Durga Puja Celebration in Delhi

Memoirs of Durga Puja at Mini Kolkata-Chittaranjan Park, Delhi

Delhi- a city of joy, fun, freedom and danger, sets stage for one of the best experiences and some of the most cherished memories associated with not just the people there but also the traditional Bengali culture to which we belong. This amazing city holds the potential to give a taste of our own Durga Puja which can touch the very depths of anyone’s heart in a way no less than experiencing the grandeur of Durga Puja in our own city Kolkata.
The hub of Bengalis and thriving Bengali culture in Delhi with the highest population of resident Bengalis is Chittaranjan Park, nicknamed CR Park. This locality has everything that we Bengalis need to survive, a massive fish market with the best fishes in the city, shops selling Kasundi, Shorsher Tel (mustard oil) & Posto (poppy seeds), a massive Kaali Mandir (Goddess Kali’s Temple), kiosks selling rolls and Mughlai food and what not.... It is no wonder that the locality is termed as ‘Mini Kolkata’.
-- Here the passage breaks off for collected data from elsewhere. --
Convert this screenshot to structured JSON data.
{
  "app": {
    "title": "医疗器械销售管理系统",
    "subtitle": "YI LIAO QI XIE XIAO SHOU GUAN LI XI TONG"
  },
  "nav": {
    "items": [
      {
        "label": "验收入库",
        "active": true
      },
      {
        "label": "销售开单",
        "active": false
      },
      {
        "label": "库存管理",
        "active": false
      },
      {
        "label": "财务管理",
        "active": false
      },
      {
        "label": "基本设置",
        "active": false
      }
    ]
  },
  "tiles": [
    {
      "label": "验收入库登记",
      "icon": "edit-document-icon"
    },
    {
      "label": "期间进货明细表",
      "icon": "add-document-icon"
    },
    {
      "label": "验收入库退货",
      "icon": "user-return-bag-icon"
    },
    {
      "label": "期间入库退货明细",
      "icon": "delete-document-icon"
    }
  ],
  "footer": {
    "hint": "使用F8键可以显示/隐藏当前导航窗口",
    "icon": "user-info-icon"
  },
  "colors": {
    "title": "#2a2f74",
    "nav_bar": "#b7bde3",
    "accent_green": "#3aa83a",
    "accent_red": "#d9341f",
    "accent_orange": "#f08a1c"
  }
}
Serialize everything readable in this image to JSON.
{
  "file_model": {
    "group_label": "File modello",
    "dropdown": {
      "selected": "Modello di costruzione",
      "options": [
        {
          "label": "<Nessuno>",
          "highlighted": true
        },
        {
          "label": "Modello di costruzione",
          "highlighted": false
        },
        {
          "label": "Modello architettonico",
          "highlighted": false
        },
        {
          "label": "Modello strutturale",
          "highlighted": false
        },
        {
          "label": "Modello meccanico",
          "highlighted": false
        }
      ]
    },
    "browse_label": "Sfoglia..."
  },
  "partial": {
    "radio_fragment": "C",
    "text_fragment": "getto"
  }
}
Among all these attractions, the most engulfing attraction is Durga Puja, which is celebrated with the same zeal and enthusiasm as it is done in Kolkata. During this period, CR Park and Kolkata become mirror images of one another. This is a description based on the experiences of a Bengali group, who had newly moved to Delhi and had seen the celebrations of Durga Puja in both the cities. Durga Puja in CR Park, Delhi is a much awaited festival as much as it is in Kolkata. During this period a rainbow of cultures come together at Chittaranjan Park just to experience the Bengali Durgotsav in a place outside its origin.
Bengalis, who have experienced such integration of varied cultures, proudly claim to have been a part of this beautiful blend in a place outside their home town. Starting with the morning ‘Anjali’ on Mahashashti to the Puja Parikrama (pandal hopping) on Mahavami, Bengalis replay their entire Puja experience of Kolkata in Delhi itself. What is even more astonishing is that the concept of ‘paraar pujo’ is not alien to Delhite Benagalis.
The New Bengali group in Delhi got a little worried and felt home sick on the auspicious day of Mahashtami, as they were unaware of how and where to offer their prayers to the Goddess of Power. Sooner than later they realised that there were at least 4-5 Idols in and around the locality, namely Saket. They were overjoyed with this discovery and overwhelmed with the fact that they could offer prayers to the goddess at a Pandal close to their residence, as is common in Kolkata. The same evening they proceeded to CR Park, for Pandal hopping and were shocked to see the turnout. It was a scene beyond their expectations-extreme traffic, hoards of dressed up people, Bengalis, Punjabis, Tamilians, Gujaratis all alike, roll and phuchka kiosks....uffff. Nothing seemed different from their own Kolkata and since the appetite for their culture was not satisfied, they went for Pandal Hopping again on Mahanavami. On that day the crowd was even larger and the traffic was even worse than the day prior to that as it was the last day of this great festival.
Next morning on Dashami, it was announced in the newspapers that the turnout of pandal hoppers at CR Park was even more than 1 crore. Above everything else, what these numbers say is that our very own Durga Puja is not only a part of our precious Bengali culture but it is residing in the hearts of people from varied cultures and backgrounds in different cities across India. Maa Durga has the “power” to bring together all the cultures, a diversity and difference created by mankind.